Antonio ci fa strada nel “cuore” dell’azienda: migliaia di bottiglie di “Taurasi Vigna Macchia dei Goti”, di “Salae Domini” (quello il nome del vecchio vigneto di famiglia e dell’odierno agriturismo) e di “Taurì” (l’aglianico di Taurasi “giovane”) che riposano nelle nicchie ricavate tra le pareti di pietra e di tufo; qua e là le etichette storiche dell’azienda e le bottiglie destinate alle esportazioni. Dovunque barriques, vecchi attrezzi contadini. Non un angolo, non una parete ove non sia possibile scorgere utensili o arnesi per la viticultura, presepi di legno, opere d’arte in vetro o ceramica eseguite da alcuni suoi amici artisti. è sincero quando parla della sua intenzione di creare un vero e proprio museo del vino e dell’arte vitivinicola.
UN GRANDE VINO.
Poi, la parte moderna dell’azienda, quella destinata alla vinificazione, all’imbottigliamento e all’etichettatura. Le vasche d’acciaio per la vinificazione del “Fiagrè” (blend di Fiano di Avellino e Greco di Tufo) e tutti gli altri macchinari d’avanguardia.

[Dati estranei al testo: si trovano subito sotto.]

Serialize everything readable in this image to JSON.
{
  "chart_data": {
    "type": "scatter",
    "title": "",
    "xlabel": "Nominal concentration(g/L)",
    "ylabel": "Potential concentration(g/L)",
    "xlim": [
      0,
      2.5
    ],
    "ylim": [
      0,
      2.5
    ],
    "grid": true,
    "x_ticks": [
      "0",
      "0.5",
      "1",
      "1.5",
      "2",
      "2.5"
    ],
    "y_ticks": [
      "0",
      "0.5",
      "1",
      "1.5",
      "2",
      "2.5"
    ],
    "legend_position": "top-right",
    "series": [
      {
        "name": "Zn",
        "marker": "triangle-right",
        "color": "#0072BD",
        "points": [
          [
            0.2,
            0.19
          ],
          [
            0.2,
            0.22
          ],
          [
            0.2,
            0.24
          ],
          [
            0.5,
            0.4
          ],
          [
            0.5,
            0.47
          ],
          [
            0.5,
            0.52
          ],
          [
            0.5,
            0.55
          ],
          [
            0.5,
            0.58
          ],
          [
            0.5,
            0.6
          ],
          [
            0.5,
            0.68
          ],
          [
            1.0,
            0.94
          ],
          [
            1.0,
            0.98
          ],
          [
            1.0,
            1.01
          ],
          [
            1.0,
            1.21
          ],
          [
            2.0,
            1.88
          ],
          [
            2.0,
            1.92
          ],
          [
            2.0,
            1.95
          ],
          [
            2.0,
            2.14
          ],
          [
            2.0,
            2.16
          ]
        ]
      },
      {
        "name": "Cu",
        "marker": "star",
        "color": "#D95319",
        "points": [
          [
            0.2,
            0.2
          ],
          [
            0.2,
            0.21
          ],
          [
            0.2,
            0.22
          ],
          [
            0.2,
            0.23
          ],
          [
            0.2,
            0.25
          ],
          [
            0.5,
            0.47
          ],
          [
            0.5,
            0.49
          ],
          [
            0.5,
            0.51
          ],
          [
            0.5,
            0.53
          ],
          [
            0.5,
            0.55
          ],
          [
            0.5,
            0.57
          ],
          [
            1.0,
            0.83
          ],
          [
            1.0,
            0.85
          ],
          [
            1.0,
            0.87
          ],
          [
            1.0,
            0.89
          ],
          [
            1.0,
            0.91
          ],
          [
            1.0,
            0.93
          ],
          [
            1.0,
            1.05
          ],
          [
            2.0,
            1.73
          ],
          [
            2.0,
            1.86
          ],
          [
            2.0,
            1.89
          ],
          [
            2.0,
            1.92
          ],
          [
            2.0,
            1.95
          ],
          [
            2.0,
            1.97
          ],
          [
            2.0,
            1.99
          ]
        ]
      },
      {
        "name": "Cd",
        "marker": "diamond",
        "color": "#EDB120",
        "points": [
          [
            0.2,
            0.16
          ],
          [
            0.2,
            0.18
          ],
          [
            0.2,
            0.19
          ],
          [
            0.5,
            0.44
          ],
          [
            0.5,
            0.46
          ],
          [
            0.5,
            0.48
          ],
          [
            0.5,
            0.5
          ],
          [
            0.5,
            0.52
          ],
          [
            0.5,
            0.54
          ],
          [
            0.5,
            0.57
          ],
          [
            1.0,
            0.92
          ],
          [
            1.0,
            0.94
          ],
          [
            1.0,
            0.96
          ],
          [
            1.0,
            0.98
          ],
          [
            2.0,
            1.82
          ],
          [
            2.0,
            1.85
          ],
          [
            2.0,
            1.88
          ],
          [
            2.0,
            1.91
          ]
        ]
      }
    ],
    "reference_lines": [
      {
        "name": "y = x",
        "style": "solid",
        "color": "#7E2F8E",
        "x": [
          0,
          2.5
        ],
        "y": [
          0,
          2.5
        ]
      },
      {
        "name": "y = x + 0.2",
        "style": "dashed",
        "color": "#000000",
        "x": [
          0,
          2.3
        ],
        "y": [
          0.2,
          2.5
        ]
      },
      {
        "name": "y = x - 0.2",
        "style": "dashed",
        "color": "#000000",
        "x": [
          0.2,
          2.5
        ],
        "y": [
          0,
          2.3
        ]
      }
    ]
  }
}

Eh sì, perché – Antonio ne è sicuro – “per fare un grande vino c’è bisogno della compresenza di più fattori: la terra, con le sue caratteristiche morfologiche; l’andamento climatico, con il susseguirsi delle stagioni e i fenomeni atmosferici; l’uva, con la perfetta cura dei grappoli sì da assicurarne una perfetta maturazione. E l’uomo, con le sue capacità e competenze tecniche, supportate dalla tecnologia”.
Ritornando dai locali di vinificazione, ripercorriamo le fasi della produzione del “Taurasi”: le uve – raccolte a mano – vengono diraspate e pigiate; poi sottoposte a fermentazione con macerazione intensa, quindi a fermentazione malolattica. Infine, la maturazione in barriques di rovere francese Troncai, Center e Vosges per un periodo di 12-18 mesi (l’affinamento obbligatorio previsto dal disciplinare è di 3 anni).
Torniamo nella sala di degustazione per fare qualche scatto con lui e con le bottiglie storiche dell’azienda. Non senza emozione ammiro tra le mie mani la prima bottiglia di “Taurasi” prodotta nel 1994, con la dedica personale a firma del prof. Luigi Moio.
Ci dona una bottiglia di “Vigna Macchia dei Goti 2003”, ottenuto dalle uve della vigna che si scorge in primo piano dalle ampie vetrate dalla sala: il vero “Taurasi”, il “Taurasi” secondo Caggiano!